My Top 10 Reads of 2015
In 2014 I easily met my first reading goal of 52 books and had to move it up to 100. So for 2015 I challenged myself to 115 books. What was I thinking?! At one point I was 17 books behind schedule and considered giving up, but hate to let a goal go. So in the last few months of the year I limited myself to only short works (but still novel length) and managed to meet my goal. In fact, because I forgot to set dates on two of my completed books, I actually wound up with a total of 117.
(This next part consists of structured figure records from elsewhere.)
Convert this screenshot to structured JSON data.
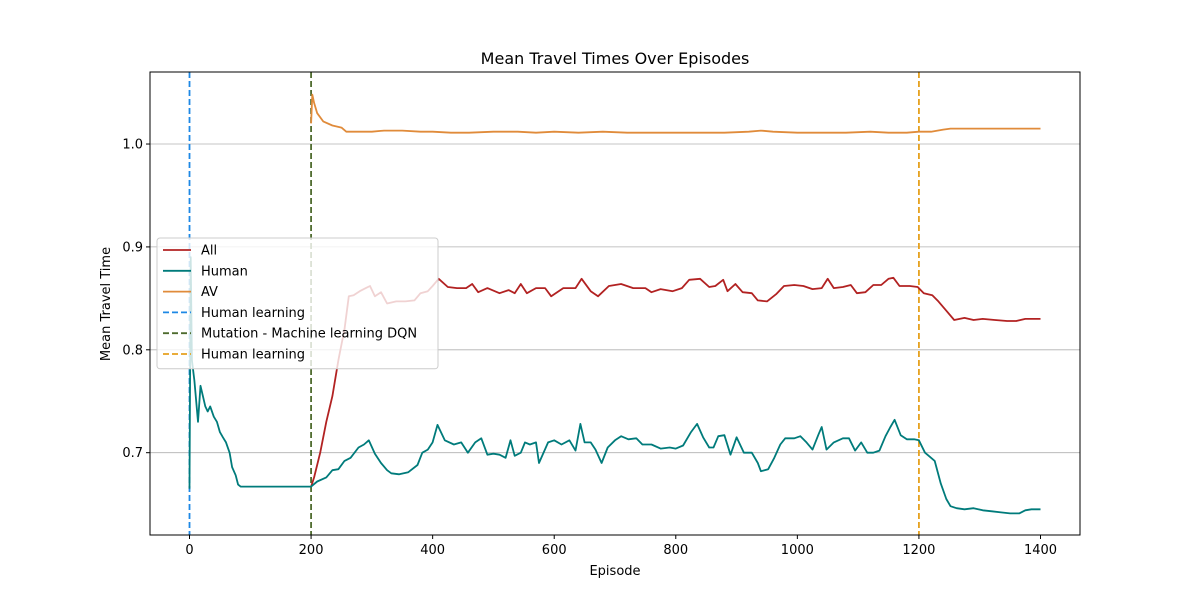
{
  "chart_data": {
    "type": "line",
    "title": "Mean Travel Times Over Episodes",
    "xlabel": "Episode",
    "ylabel": "Mean Travel Time",
    "xlim": [
      -65,
      1465
    ],
    "ylim": [
      0.62,
      1.07
    ],
    "xticks": [
      0,
      200,
      400,
      600,
      800,
      1000,
      1200,
      1400
    ],
    "yticks": [
      0.7,
      0.8,
      0.9,
      1.0
    ],
    "ytick_labels": [
      "0.7",
      "0.8",
      "0.9",
      "1.0"
    ],
    "grid": "horizontal",
    "legend_position": "center-left",
    "series": [
      {
        "name": "All",
        "color": "#b22222",
        "points": [
          [
            200,
            0.667
          ],
          [
            205,
            0.676
          ],
          [
            215,
            0.7
          ],
          [
            225,
            0.73
          ],
          [
            235,
            0.755
          ],
          [
            245,
            0.79
          ],
          [
            255,
            0.82
          ],
          [
            262,
            0.852
          ],
          [
            270,
            0.853
          ],
          [
            280,
            0.857
          ],
          [
            290,
            0.86
          ],
          [
            297,
            0.862
          ],
          [
            305,
            0.852
          ],
          [
            315,
            0.856
          ],
          [
            325,
            0.845
          ],
          [
            340,
            0.847
          ],
          [
            355,
            0.847
          ],
          [
            370,
            0.848
          ],
          [
            380,
            0.855
          ],
          [
            392,
            0.857
          ],
          [
            400,
            0.862
          ],
          [
            410,
            0.869
          ],
          [
            425,
            0.861
          ],
          [
            440,
            0.86
          ],
          [
            455,
            0.86
          ],
          [
            465,
            0.864
          ],
          [
            475,
            0.856
          ],
          [
            490,
            0.86
          ],
          [
            510,
            0.855
          ],
          [
            525,
            0.858
          ],
          [
            535,
            0.855
          ],
          [
            545,
            0.864
          ],
          [
            555,
            0.855
          ],
          [
            570,
            0.86
          ],
          [
            585,
            0.86
          ],
          [
            595,
            0.852
          ],
          [
            615,
            0.86
          ],
          [
            635,
            0.86
          ],
          [
            645,
            0.869
          ],
          [
            660,
            0.857
          ],
          [
            672,
            0.852
          ],
          [
            690,
            0.862
          ],
          [
            710,
            0.864
          ],
          [
            730,
            0.86
          ],
          [
            750,
            0.86
          ],
          [
            760,
            0.856
          ],
          [
            775,
            0.859
          ],
          [
            795,
            0.857
          ],
          [
            810,
            0.86
          ],
          [
            822,
            0.868
          ],
          [
            840,
            0.869
          ],
          [
            855,
            0.861
          ],
          [
            865,
            0.862
          ],
          [
            878,
            0.868
          ],
          [
            885,
            0.857
          ],
          [
            898,
            0.864
          ],
          [
            910,
            0.856
          ],
          [
            925,
            0.855
          ],
          [
            935,
            0.848
          ],
          [
            950,
            0.847
          ],
          [
            965,
            0.854
          ],
          [
            978,
            0.862
          ],
          [
            995,
            0.863
          ],
          [
            1010,
            0.862
          ],
          [
            1025,
            0.859
          ],
          [
            1040,
            0.86
          ],
          [
            1050,
            0.869
          ],
          [
            1060,
            0.86
          ],
          [
            1075,
            0.861
          ],
          [
            1088,
            0.863
          ],
          [
            1098,
            0.855
          ],
          [
            1112,
            0.856
          ],
          [
            1125,
            0.863
          ],
          [
            1138,
            0.863
          ],
          [
            1150,
            0.869
          ],
          [
            1158,
            0.87
          ],
          [
            1168,
            0.862
          ],
          [
            1185,
            0.862
          ],
          [
            1198,
            0.861
          ],
          [
            1208,
            0.855
          ],
          [
            1222,
            0.853
          ],
          [
            1232,
            0.847
          ],
          [
            1245,
            0.838
          ],
          [
            1258,
            0.829
          ],
          [
            1275,
            0.831
          ],
          [
            1290,
            0.829
          ],
          [
            1305,
            0.83
          ],
          [
            1325,
            0.829
          ],
          [
            1345,
            0.828
          ],
          [
            1360,
            0.828
          ],
          [
            1375,
            0.83
          ],
          [
            1400,
            0.83
          ]
        ]
      },
      {
        "name": "Human",
        "color": "#007b7b",
        "points": [
          [
            0,
            0.665
          ],
          [
            2,
            0.89
          ],
          [
            4,
            0.79
          ],
          [
            8,
            0.77
          ],
          [
            14,
            0.73
          ],
          [
            18,
            0.765
          ],
          [
            22,
            0.755
          ],
          [
            26,
            0.745
          ],
          [
            30,
            0.74
          ],
          [
            34,
            0.745
          ],
          [
            40,
            0.735
          ],
          [
            45,
            0.73
          ],
          [
            50,
            0.72
          ],
          [
            55,
            0.715
          ],
          [
            60,
            0.71
          ],
          [
            66,
            0.7
          ],
          [
            70,
            0.686
          ],
          [
            76,
            0.678
          ],
          [
            80,
            0.669
          ],
          [
            84,
            0.667
          ],
          [
            120,
            0.667
          ],
          [
            160,
            0.667
          ],
          [
            200,
            0.667
          ],
          [
            210,
            0.672
          ],
          [
            225,
            0.676
          ],
          [
            235,
            0.683
          ],
          [
            245,
            0.684
          ],
          [
            255,
            0.692
          ],
          [
            265,
            0.695
          ],
          [
            278,
            0.705
          ],
          [
            287,
            0.708
          ],
          [
            295,
            0.712
          ],
          [
            305,
            0.699
          ],
          [
            315,
            0.69
          ],
          [
            325,
            0.683
          ],
          [
            332,
            0.68
          ],
          [
            345,
            0.679
          ],
          [
            360,
            0.681
          ],
          [
            375,
            0.688
          ],
          [
            383,
            0.7
          ],
          [
            392,
            0.703
          ],
          [
            400,
            0.71
          ],
          [
            408,
            0.727
          ],
          [
            420,
            0.712
          ],
          [
            435,
            0.708
          ],
          [
            447,
            0.71
          ],
          [
            458,
            0.7
          ],
          [
            470,
            0.71
          ],
          [
            480,
            0.714
          ],
          [
            490,
            0.698
          ],
          [
            500,
            0.699
          ],
          [
            510,
            0.698
          ],
          [
            520,
            0.695
          ],
          [
            528,
            0.712
          ],
          [
            535,
            0.697
          ],
          [
            545,
            0.7
          ],
          [
            552,
            0.71
          ],
          [
            560,
            0.708
          ],
          [
            570,
            0.71
          ],
          [
            575,
            0.69
          ],
          [
            590,
            0.71
          ],
          [
            600,
            0.712
          ],
          [
            612,
            0.708
          ],
          [
            625,
            0.712
          ],
          [
            635,
            0.702
          ],
          [
            643,
            0.728
          ],
          [
            650,
            0.71
          ],
          [
            660,
            0.71
          ],
          [
            668,
            0.703
          ],
          [
            678,
            0.69
          ],
          [
            688,
            0.705
          ],
          [
            700,
            0.712
          ],
          [
            710,
            0.716
          ],
          [
            722,
            0.713
          ],
          [
            735,
            0.714
          ],
          [
            745,
            0.708
          ],
          [
            760,
            0.708
          ],
          [
            775,
            0.704
          ],
          [
            790,
            0.705
          ],
          [
            800,
            0.704
          ],
          [
            812,
            0.707
          ],
          [
            825,
            0.72
          ],
          [
            835,
            0.728
          ],
          [
            845,
            0.715
          ],
          [
            855,
            0.705
          ],
          [
            862,
            0.705
          ],
          [
            870,
            0.716
          ],
          [
            880,
            0.717
          ],
          [
            890,
            0.698
          ],
          [
            900,
            0.715
          ],
          [
            912,
            0.7
          ],
          [
            925,
            0.7
          ],
          [
            935,
            0.69
          ],
          [
            940,
            0.682
          ],
          [
            952,
            0.684
          ],
          [
            962,
            0.695
          ],
          [
            972,
            0.708
          ],
          [
            980,
            0.714
          ],
          [
            995,
            0.714
          ],
          [
            1005,
            0.716
          ],
          [
            1015,
            0.71
          ],
          [
            1025,
            0.703
          ],
          [
            1035,
            0.718
          ],
          [
            1040,
            0.725
          ],
          [
            1048,
            0.703
          ],
          [
            1060,
            0.71
          ],
          [
            1075,
            0.714
          ],
          [
            1085,
            0.714
          ],
          [
            1095,
            0.702
          ],
          [
            1105,
            0.71
          ],
          [
            1115,
            0.7
          ],
          [
            1125,
            0.7
          ],
          [
            1135,
            0.702
          ],
          [
            1145,
            0.716
          ],
          [
            1153,
            0.725
          ],
          [
            1160,
            0.732
          ],
          [
            1170,
            0.717
          ],
          [
            1180,
            0.713
          ],
          [
            1192,
            0.713
          ],
          [
            1200,
            0.712
          ],
          [
            1210,
            0.7
          ],
          [
            1218,
            0.696
          ],
          [
            1226,
            0.692
          ],
          [
            1236,
            0.67
          ],
          [
            1245,
            0.655
          ],
          [
            1252,
            0.648
          ],
          [
            1262,
            0.646
          ],
          [
            1275,
            0.645
          ],
          [
            1290,
            0.646
          ],
          [
            1305,
            0.644
          ],
          [
            1320,
            0.643
          ],
          [
            1335,
            0.642
          ],
          [
            1350,
            0.641
          ],
          [
            1365,
            0.641
          ],
          [
            1375,
            0.644
          ],
          [
            1385,
            0.645
          ],
          [
            1400,
            0.645
          ]
        ]
      },
      {
        "name": "AV",
        "color": "#e08b3a",
        "points": [
          [
            200,
            1.02
          ],
          [
            202,
            1.048
          ],
          [
            205,
            1.04
          ],
          [
            210,
            1.03
          ],
          [
            220,
            1.022
          ],
          [
            235,
            1.018
          ],
          [
            250,
            1.016
          ],
          [
            258,
            1.012
          ],
          [
            280,
            1.012
          ],
          [
            300,
            1.012
          ],
          [
            320,
            1.013
          ],
          [
            350,
            1.013
          ],
          [
            380,
            1.012
          ],
          [
            400,
            1.012
          ],
          [
            430,
            1.011
          ],
          [
            460,
            1.011
          ],
          [
            500,
            1.012
          ],
          [
            540,
            1.012
          ],
          [
            570,
            1.011
          ],
          [
            600,
            1.012
          ],
          [
            640,
            1.011
          ],
          [
            680,
            1.012
          ],
          [
            720,
            1.011
          ],
          [
            760,
            1.011
          ],
          [
            800,
            1.011
          ],
          [
            840,
            1.011
          ],
          [
            880,
            1.011
          ],
          [
            920,
            1.012
          ],
          [
            940,
            1.013
          ],
          [
            960,
            1.012
          ],
          [
            1000,
            1.011
          ],
          [
            1040,
            1.011
          ],
          [
            1080,
            1.011
          ],
          [
            1120,
            1.012
          ],
          [
            1150,
            1.011
          ],
          [
            1165,
            1.011
          ],
          [
            1180,
            1.011
          ],
          [
            1200,
            1.012
          ],
          [
            1220,
            1.012
          ],
          [
            1240,
            1.014
          ],
          [
            1252,
            1.015
          ],
          [
            1280,
            1.015
          ],
          [
            1320,
            1.015
          ],
          [
            1360,
            1.015
          ],
          [
            1400,
            1.015
          ]
        ]
      }
    ],
    "vlines": [
      {
        "name": "Human learning",
        "x": 0,
        "color": "#1e88e5"
      },
      {
        "name": "Mutation - Machine learning DQN",
        "x": 200,
        "color": "#4e6b2e"
      },
      {
        "name": "Human learning",
        "x": 1200,
        "color": "#e6a11e"
      }
    ]
  }
}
That was definitely too much and a lot of the pleasure went out of it just trying to keep that pace. So far this year I have not set a goal and plan to concentrate on enjoying the process instead of having to do a blitz. I received an Audible subscription for Christmas so that means I’ll get a chance to listen to some that I’ve had my eye on for awhile.
Because I read so many books a lot of them turned out to be pretty bad but there were certainly some stand outs. I’ve listed the 10 books I most enjoyed here (excluding RDSP titles), in alphabetical order along with a note on what I found unique or outstanding about the book.
Alice I Have Been – Historical Fiction
A fabricated biography that feels real and presents the rarely seen muse’s eye view.
The Bonesetter’s Daughter – Historical Fiction
I’m amazed at the way Amy Tan can create realistic modern fiction side by side with equally realistic historical fiction and do it all from women’s perspectives.
The Girl on the Train – Thriller
Just an excellent, entertaining thriller
Passing – Harlem Renaissance Classic
An expected find, a gripping tale that presents the social complexity of variation in skin tone
The Painted Girls – Historical Fiction
This made me interested in Degas, another muse-eye view that shows things from the model’s perspective
Private Life – Historical Fiction
This one is hard to describe but completely sucked me in, a subtle mystery with complex relationships.
The Screaming Staircase – YA/Urban Fantasy
A well-developed ghost-filled future world that sets technology back and allows for swordplay.
Station Eleven – Science Fiction/Post Apocalyptic
I loved the use of a DIY comic book in this plus the atmosphere, language, the whole thing really.
Stone Mattress – Short Fiction
Margaret Atwood, ’nuff said
The Sweetness at the Bottom of the Pie – Mystery
Flavia De Luce, the 11-year-old poison and chemistry expert is an undeniably entertaining character. The literary references are also fun.